Sukses

Pilpres di Hongkong Ricuh, SBY Diminta Jangan Diam

Anggota Komisi I DPR Helmy Fauzi menyayangkan kegagalan PPLN Hongkong mengantisipasi tingginya antusiasme WNI untuk memilih.

Liputan6.com, Jakarta - Pemungutan suara Pilpres di Konsulat Jenderal (Konjen) RI di Hongkong ricuh. Ratusan TKI tidak bisa menggunakan hak suaranya pada Pilpres 2014 protes. Presiden Susilo Bambang Yudhoyono (SBY) diminta jangan tinggal diam.

"Presiden SBY jangan hanya menonton saja. Ini hak warga negara dirampas di depan mata," tegas anggota Komisi I DPR Helmy Fauzi di Jakarta, Senin (7/7/2014).

Helmy menyayangkan kegagalan Panitia Pemilihan Luar Negeri (PPLN) Hongkong mengantisipasi tingginya antusiasme WNI untuk memilih. Padahal, lonjakan tersebut sudah bisa diduga sebelumnya.

"Kita kan sudah bisa lihat gelagat akan melonjaknya pemilih dari KBRI lain. Kok ini malah kacau. Ada apa sebenarnya yang terjadi?" cetusnya.

Helmy mengaku heran dengan kacaunya pelaksanaan Pilpres di Hongkong. Padahal, saat pemungutan suara Pileg 9 April lalu berjalan lancar.

"Saat kericuhan di Hongkong, 2 Komisioner KPU dan Ketua Bawaslu Pusat ada di sana. Mereka mendiamkan saja hak pilih dirampas?" tanya Helmy, heran.

Maka itu, anggota DPR dari Fraksi PDIP ini mengingatkan Presiden SBY serius dan konsisten mengawal Pilpres yang demokratis. Jangan sampai di ujung pemerintahan, Presiden SBY malah membiarkan kecurangan pilpres.

"Kalau yang terjadi di Hongkong ini terus dibiarkan berarti SBY ingin dikenang sebagai Presiden yang gagal menciptakan pemilu demokratis sesuai dengan azas pemilu yang jujur dan adil," ujar Helmy.

Terkait situasi di Hongkong, kata Helmy, Komisi I DPR berencana memanggil Menteri Luar Negeri Marty Natalegawa dalam waktu dekat.

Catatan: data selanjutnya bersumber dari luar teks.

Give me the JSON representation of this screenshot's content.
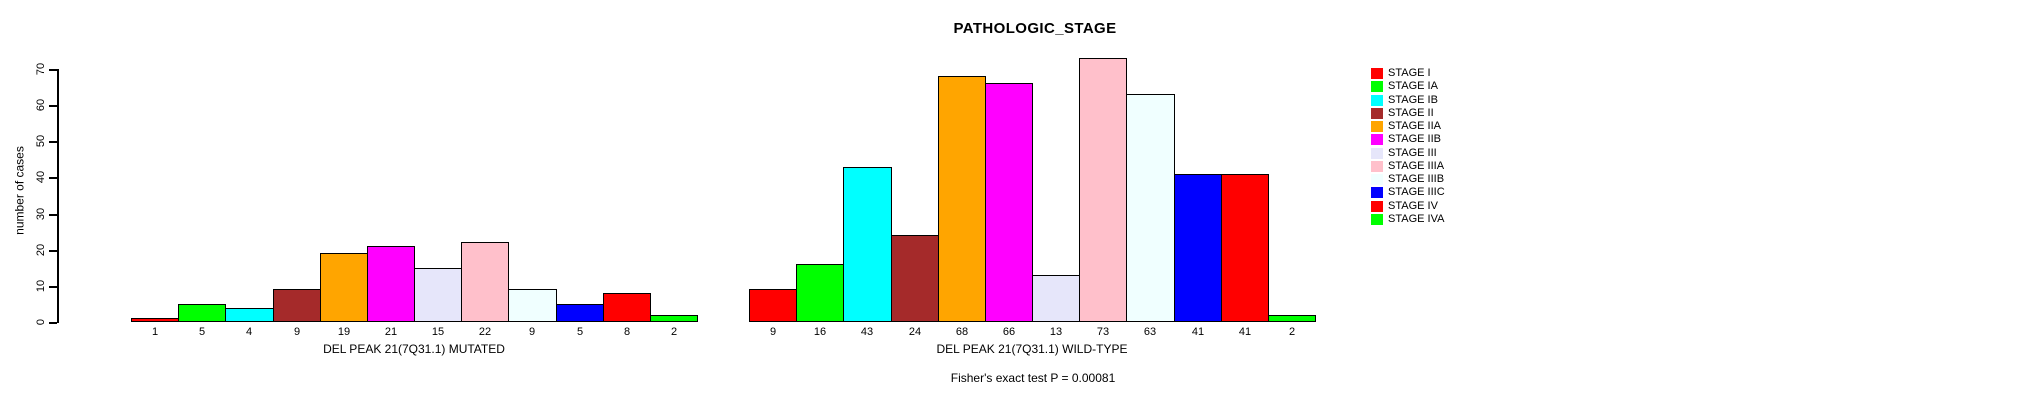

Disinyalir, WNI yang berada di Los Angeles Amerika Serikat juga kehilangan hak pilih karena surat suara habis.

"Kami akan panggil Menlu untuk dimintai keterangan soal kericuhan ini. Kasus ini tidak bisa dibiarkan saja," tukas Helmy.

Helmy juga mengkritik penyebaran luas informasi oleh aparat keamanan, mengenai status Siaga I dan latihan menangani teror. Mestinya, aktivitas seperti ini tidak perlu dibesar-besarkan karena hanya menciptakan suasana mencekam jelang Pilpres 9 Juli.

"Justru mengumumkan Siaga I dan blow up latihan bersama itu seakan-akan sudah jadi pembenar dan pra-kondisi bahwa kalau Pilpres akan kacau," pungkasnya.

Pada saat terjadi kericuhan, 2 Komisioner KPU Sigit Pamungkas dan Juri Ardiantoro, serta Ketua Bawaslu Muhammad berada di lokasi pemungutan suara tersebut.